Le confrère et la consœur discréditent
un ouvrage sans l’avoir lu. Meney fera remarquer qu’« en bonne méthode »
il faut d’abord lire un livre avant de le critiquer.
Un membre de l’Institut, appuyé
par un linguiste éminent, viendra mettre un terme à ces échanges :
Permettez-moi
de vous rappeler que les discussions [sur le fil du réseau] ne sont pas là pour
satisfaire le "bashing" que certaines souhaiteraient faire sur un.e
collègue, futur.e collègue, ou ancien.ne collègue.

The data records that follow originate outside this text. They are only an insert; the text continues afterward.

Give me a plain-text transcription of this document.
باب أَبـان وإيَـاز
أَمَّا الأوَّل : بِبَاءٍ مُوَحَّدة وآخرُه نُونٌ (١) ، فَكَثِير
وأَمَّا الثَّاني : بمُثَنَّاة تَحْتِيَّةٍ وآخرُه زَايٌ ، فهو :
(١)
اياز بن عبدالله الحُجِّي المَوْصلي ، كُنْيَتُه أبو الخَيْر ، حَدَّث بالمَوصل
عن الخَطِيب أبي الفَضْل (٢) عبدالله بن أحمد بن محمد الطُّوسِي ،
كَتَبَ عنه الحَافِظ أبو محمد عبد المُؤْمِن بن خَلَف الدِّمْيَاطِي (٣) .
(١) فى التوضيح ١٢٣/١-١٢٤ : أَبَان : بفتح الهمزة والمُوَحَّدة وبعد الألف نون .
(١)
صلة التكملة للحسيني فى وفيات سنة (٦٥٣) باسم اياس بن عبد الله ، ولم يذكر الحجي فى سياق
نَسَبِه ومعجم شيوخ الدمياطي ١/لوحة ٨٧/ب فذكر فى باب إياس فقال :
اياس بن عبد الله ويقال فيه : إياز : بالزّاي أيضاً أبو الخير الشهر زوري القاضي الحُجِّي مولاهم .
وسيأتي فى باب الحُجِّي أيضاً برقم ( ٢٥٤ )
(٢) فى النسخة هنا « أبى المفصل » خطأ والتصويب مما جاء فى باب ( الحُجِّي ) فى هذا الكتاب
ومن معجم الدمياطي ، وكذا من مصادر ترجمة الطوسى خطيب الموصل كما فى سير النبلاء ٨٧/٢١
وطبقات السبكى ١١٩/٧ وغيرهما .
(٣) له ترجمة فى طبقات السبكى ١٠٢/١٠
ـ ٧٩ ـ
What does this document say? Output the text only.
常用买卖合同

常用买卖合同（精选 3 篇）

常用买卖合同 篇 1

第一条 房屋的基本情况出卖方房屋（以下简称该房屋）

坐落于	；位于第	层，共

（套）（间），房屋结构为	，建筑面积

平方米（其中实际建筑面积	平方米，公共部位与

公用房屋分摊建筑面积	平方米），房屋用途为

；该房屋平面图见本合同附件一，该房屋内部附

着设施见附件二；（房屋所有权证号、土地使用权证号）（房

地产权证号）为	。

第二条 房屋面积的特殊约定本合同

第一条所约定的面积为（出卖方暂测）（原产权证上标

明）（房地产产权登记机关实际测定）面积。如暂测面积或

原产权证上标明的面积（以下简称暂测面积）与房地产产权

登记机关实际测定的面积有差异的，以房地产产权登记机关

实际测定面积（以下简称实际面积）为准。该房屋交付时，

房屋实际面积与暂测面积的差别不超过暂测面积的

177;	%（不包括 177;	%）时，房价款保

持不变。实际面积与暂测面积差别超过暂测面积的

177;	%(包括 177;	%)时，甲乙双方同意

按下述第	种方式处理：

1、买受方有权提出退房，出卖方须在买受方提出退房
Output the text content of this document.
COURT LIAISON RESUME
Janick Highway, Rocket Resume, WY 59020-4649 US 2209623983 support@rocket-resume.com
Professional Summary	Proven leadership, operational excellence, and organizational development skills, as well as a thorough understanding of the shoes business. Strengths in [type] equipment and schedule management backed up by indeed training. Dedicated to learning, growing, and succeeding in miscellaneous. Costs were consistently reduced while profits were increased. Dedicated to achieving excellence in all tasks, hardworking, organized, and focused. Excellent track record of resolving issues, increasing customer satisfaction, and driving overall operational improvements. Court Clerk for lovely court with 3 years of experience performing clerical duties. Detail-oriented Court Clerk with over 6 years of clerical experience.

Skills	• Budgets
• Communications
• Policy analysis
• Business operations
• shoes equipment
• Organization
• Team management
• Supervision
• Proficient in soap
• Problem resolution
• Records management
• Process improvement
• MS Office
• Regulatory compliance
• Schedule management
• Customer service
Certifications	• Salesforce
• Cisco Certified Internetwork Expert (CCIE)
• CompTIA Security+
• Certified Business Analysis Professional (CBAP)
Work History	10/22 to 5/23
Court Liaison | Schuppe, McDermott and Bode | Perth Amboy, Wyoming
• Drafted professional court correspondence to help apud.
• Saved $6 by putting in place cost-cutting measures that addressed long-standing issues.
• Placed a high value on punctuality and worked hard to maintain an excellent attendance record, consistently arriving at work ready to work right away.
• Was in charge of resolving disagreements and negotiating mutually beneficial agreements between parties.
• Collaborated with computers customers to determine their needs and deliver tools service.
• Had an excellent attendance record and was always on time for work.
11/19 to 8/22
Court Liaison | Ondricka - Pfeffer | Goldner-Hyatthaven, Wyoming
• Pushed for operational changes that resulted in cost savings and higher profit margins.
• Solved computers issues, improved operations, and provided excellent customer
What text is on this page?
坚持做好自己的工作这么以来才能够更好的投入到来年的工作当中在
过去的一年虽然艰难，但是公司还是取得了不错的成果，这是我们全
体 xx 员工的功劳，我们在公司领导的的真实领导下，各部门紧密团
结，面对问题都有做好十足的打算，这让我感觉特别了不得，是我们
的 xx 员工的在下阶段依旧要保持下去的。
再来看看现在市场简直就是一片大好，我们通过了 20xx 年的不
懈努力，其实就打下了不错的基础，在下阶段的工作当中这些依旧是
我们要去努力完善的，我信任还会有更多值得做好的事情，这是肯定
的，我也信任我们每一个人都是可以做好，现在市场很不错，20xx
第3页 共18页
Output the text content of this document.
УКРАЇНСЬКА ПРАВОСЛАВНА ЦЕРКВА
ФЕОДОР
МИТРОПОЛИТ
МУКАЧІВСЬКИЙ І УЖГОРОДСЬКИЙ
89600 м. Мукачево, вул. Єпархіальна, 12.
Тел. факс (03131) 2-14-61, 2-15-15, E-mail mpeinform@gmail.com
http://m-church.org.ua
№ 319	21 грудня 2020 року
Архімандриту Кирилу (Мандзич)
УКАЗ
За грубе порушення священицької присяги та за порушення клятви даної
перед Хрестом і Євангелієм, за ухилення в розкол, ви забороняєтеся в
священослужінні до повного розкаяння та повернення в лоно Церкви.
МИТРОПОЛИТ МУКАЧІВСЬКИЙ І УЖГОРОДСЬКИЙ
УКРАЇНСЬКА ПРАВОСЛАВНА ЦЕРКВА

Ce genre de discussion, sous couvert d'avis plus ou moins scientifiquement justifiés, ne sont simplement que le reflet d'un désaccord profond que tel.le ou tel.le chercheur.e pourrait envoyer envers un.e autre.
Cela
ne fait surtout pas avancer la communauté scientifique, dont je me suis
volontairement extrait, précisément à cause de ce genre de querelles un peu
puériles.
Dans son Carnet d’un
linguiste, Lionel Meney décrit cet incident comme du totalitarisme, du
sectarisme, du mépris, de l’injure et de la diffamation : cliquer ici.